Rate limiting lookups
The blob lookup endpoint could be abused to enumerate what files exist. Add rate limiting:
# app/controllers/blob_lookups_controller.rb
class BlobLookupsController < ApplicationController
include BlobScoping
before_action :authenticate_user!
# Using Rack::Attack or similar
# Limit to 60 lookups per minute per user
rate_limit to: 60, within: 1.minute, by: -> { current_user.id }
def show
blob = find_user_blob(params[:checksum], params[:byte_size].to_i)
if blob
render json: { exists: true, signed_id: blob.signed_id }
else
render json: { exists: false }
end
end
end
With Rails 8’s built-in rate limiting, this is straightforward. For older Rails versions, use Rack::Attack.
Expanding scope carefully
The “Expanding Scope” options above progressively increase risk.
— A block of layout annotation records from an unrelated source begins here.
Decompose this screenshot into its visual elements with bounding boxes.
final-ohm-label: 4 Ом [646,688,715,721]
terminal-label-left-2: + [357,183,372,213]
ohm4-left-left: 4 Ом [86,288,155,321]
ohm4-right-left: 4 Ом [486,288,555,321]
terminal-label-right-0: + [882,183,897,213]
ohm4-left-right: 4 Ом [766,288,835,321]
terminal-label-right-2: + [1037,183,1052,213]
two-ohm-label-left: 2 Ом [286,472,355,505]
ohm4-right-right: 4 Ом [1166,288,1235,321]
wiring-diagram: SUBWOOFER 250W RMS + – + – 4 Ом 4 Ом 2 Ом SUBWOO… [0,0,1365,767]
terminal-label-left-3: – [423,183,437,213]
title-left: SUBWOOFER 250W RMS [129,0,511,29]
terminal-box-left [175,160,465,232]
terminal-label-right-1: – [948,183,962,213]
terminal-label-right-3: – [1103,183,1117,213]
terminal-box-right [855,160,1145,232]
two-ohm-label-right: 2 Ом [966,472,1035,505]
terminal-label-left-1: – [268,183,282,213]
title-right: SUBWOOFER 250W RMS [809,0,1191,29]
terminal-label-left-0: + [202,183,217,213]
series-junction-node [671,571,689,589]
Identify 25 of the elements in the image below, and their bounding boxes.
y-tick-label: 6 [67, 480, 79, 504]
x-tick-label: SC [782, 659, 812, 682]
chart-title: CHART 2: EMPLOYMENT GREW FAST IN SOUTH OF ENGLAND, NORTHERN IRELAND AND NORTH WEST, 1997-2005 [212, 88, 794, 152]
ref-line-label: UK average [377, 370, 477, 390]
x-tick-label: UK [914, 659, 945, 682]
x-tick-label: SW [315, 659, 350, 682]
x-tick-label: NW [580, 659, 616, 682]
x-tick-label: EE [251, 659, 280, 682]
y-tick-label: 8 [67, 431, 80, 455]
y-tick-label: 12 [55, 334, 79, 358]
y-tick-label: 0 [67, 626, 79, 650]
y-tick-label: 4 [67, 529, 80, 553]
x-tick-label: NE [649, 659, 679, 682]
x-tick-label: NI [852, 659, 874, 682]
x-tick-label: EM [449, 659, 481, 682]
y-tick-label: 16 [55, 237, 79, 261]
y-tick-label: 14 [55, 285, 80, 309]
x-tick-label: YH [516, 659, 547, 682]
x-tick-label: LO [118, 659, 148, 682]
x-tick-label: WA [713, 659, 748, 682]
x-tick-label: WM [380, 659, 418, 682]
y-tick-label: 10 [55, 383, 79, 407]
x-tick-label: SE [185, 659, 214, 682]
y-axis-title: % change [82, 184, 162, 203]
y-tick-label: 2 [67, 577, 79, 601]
User-scoped deduplication is safe by default. Organization scope is reasonable for trusted teams. Global deduplication (even for “safe” content types) should only be used when you fully understand the implications—an attacker who knows a file’s checksum and size could potentially confirm its existence or obtain a signed URL.
Wrapping Up
Deduplication saves storage costs and makes uploads feel instant for returning files. The key insight: ActiveStorage already computes checksums—we just need to use them.
By scoping to the current user and matching both checksum and byte_size, you get the storage savings without security risks. Users can only deduplicate against their own uploads, preventing them from claiming access to files they shouldn’t have.
Start with server-side deduplication in the controller. Add client-side lookup if you want to skip uploads entirely. Expand scope to organization or public files only when you have a clear use case and understand the security tradeoffs.
For new applications, consider configuring SHA256 checksums in Rails 8.2+ for stronger integrity guarantees.
Acknowledgements
Thanks to @juliknl (blog) for pointing out the MD5 collision risks and recommending the byte_size check.